At the same time—and this is perhaps the hardest thing of all—it’s important not to paint a Cutler or Money or Freeman as a monster, because it’s all too easy to dismiss monsters as irrelevant. (I’m no monster, so I don’t need to worry.) If we’re honest with ourselves, any one of us might have fallen into similar traps. Maybe not in the specific cases above, and maybe not as egregiously. But somewhere, in some way, we too might have done something unethical. Honestly admitting this is the best vigilance we have. As Carl Jung said, an evil person lurks inside all of us, and only if we recognize that fact can we hope to tame them.
Many people blithely assume that smarter people are more enlightened and ethical; if anything, the evidence runs the other way, since smart people assume they’re smart enough to elude capture. To revive the car analogy, having smarts is like having a huge engine with lots of raw horsepower. You might get to your destination faster, but if the steering (i.e., your morals) are out of whack, the chances of a spectacular wreck jump significantly. Morals also help us navigate life, and prevent us from heading down certain dangerous roads in the first place.
The crimes detailed in this book shouldn’t undermine the incredible work that scientists do, day in and day out, in labs across the world. The far majority are lovely, selfless people, and our society wou
ld be immensely poorer without them—both materially and spiritually, considering all the wonders they’ve revealed. But scientists are still people. Like the chemist Harry Gold, they get drawn into conspiracies and betray friends. Like the pirate William Dampier, they grow obsessed with their research and look the other way at atrocities. Like the paleontologists Marsh and Cope, they try to sabotage their rivals and end up destroying themselves.

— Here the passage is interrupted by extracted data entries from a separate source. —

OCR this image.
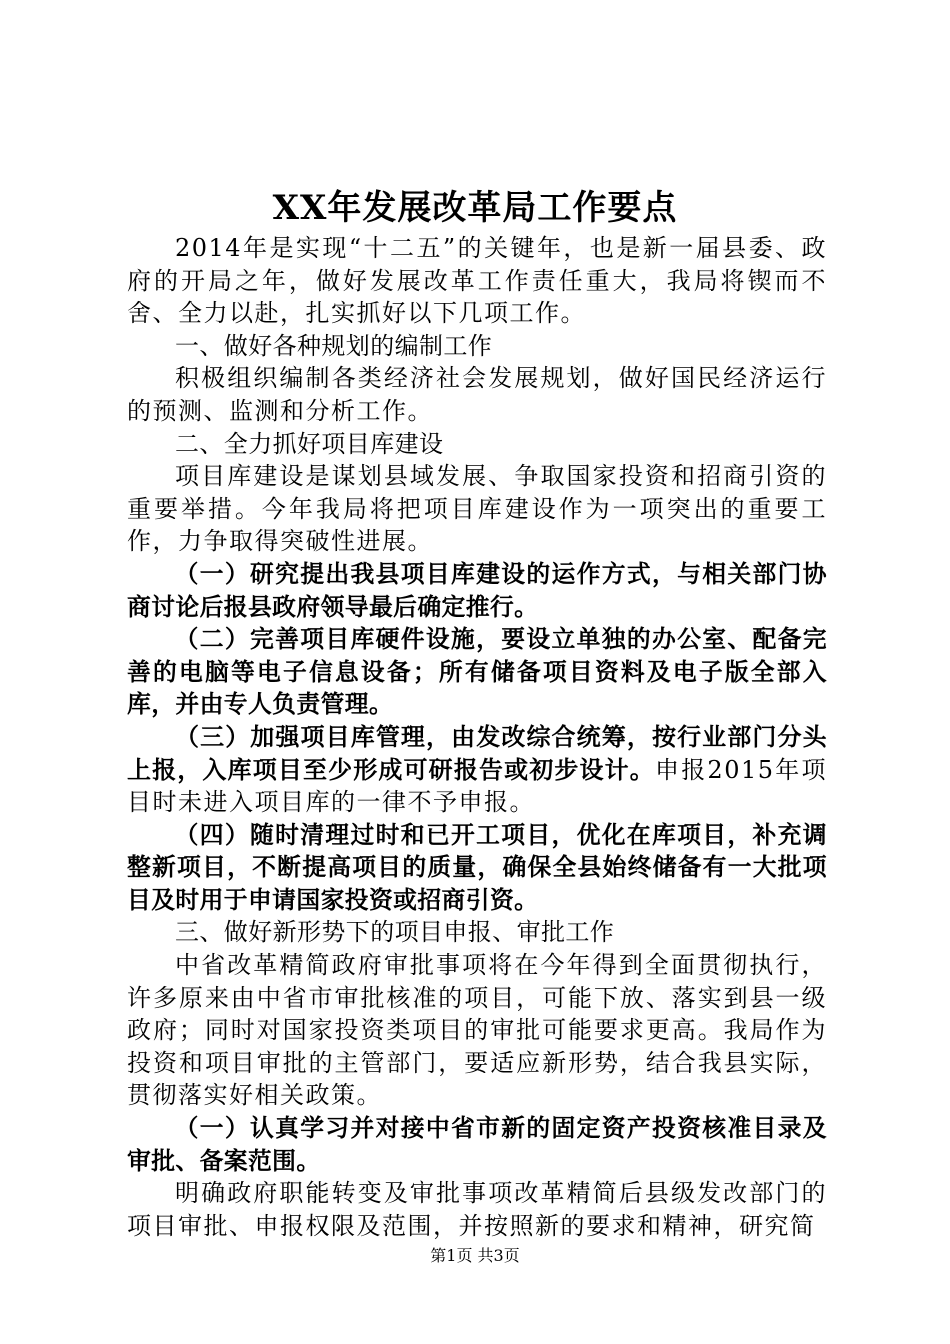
XX年发展改革局工作要点

2014年是实现“十二五”的关键年，也是新一届县委、政府的开局之年，做好发展改革工作责任重大，我局将锲而不舍、全力以赴，扎实抓好以下几项工作。

一、做好各种规划的编制工作

积极组织编制各类经济社会发展规划，做好国民经济运行的预测、监测和分析工作。

二、全力抓好项目库建设

项目库建设是谋划县域发展、争取国家投资和招商引资的重要举措。今年我局将把项目库建设作为一项突出的重要工作，力争取得突破性进展。

（一）研究提出我县项目库建设的运作方式，与相关部门协商讨论后报县政府领导最后确定推行。

（二）完善项目库硬件设施，要设立单独的办公室、配备完善的电脑等电子信息设备；所有储备项目资料及电子版全部入库，并由专人负责管理。

（三）加强项目库管理，由发改综合统筹，按行业部门分头上报，入库项目至少形成可研报告或初步设计。申报2015年项目时未进入项目库的一律不予申报。

（四）随时清理过时和已开工项目，优化在库项目，补充调整新项目，不断提高项目的质量，确保全县始终储备有一大批项目及时用于申请国家投资或招商引资。

三、做好新形势下的项目申报、审批工作

中省改革精简政府审批事项将在今年得到全面贯彻执行，许多原来由中省市审批核准的项目，可能下放、落实到县一级政府；同时对国家投资类项目的审批可能要求更高。我局作为投资和项目审批的主管部门，要适应新形势，结合我县实际，贯彻落实好相关政策。

（一）认真学习并对接中省市新的固定资产投资核准目录及审批、备案范围。

明确政府职能转变及审批事项改革精简后县级发改部门的项目审批、申报权限及范围，并按照新的要求和精神，研究简

第1页 共3页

Albert Einstein once said, “Most people say that it is the intellect which makes a great scientist. They are wrong: it is character.” I admit that when I first read that quote long ago, I scoffed. Who cares if a scientist is kindhearted or whatever? Discoveries—that’s what matters. After writing this book, however, I get it. On one level, science is a collection of facts about the world, and adding to that collection does require discoveries. But science is also something larger. It’s a mindset, a process, a way of reasoning about the world that allows us to expose wishful thinking and biases and replace them with deeper, more reliable truths. Considering how vast the world is, there’s no way to check every reported experiment yourself and personally verify it. At some point, you have to trust other people’s claims—which means those people need to be honorable, need to be worthy of trusting. Moreover, science is an inherently social process. Results cannot be kept secret; they have to be verified by the wider community, or science simply doesn’t work. And given what a deeply social process science is, acts that damage society by shortchanging human rights or ignoring human dignity will almost always cost you in the end—by destroying people’s trust in science and even undermining the very conditions that make science possible.